Encoding script-specific writing rules based on the Unicode character set
(long version)
Malek Boualem & Mark Leisher
CRL (Computing Research Laboratory), New Mexico State University,
Box 30001, Dept 3CRL, Las Cruces, NM 88003, USA
E-mail: malek@crl.nmsu.edu, mleisher@crl.nmsu.edu
http://crl.nmsu.edu
context
Abstract
The World Wide Web is now the primary means for information interchange that is mainly represented in textual format. However programs that create and view these texts generally do not adequately support texts using non-Latin scripts, particularly right-to-left scripts. Unicode as a universal character set solves encoding problems of multilingual texts. It provides abstract character codes but does not offer methods for rendering text on screen or paper. An abstract character such « ARABIC LETTER BEH » which has the U+0628 code value can have different visual representations (called shapes or glyphs) on screen or paper, depending on context. Different scripts which are part of Unicode can have different rules for rendering glyphs, composite characters, ligatures, and other script-specific features.

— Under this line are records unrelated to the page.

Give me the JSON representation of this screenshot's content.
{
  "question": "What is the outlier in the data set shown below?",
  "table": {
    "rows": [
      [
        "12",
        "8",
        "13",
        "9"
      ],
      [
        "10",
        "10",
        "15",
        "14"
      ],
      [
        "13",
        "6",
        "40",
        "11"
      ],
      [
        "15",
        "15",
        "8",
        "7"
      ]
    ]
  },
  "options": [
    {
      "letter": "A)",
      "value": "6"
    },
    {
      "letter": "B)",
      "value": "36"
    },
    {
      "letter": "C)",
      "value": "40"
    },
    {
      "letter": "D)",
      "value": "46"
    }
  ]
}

In this paper we present a general approach to encoding script-specific rendering rules based on the Unicode character set and using finite state transducer. The proposed formalism for character classification and writing rules is modular and easy to read and to modify by average users. In addition it is based on the most stable font structure defined in the Unicode Standard, thus it should be reusable by other environments supporting fonts from the Unicode Standard. Moreover the associated program is written in JAVA which makes it portable in many environments. This approach will be demonstrated with writing rules for some languages that use the Arabic script.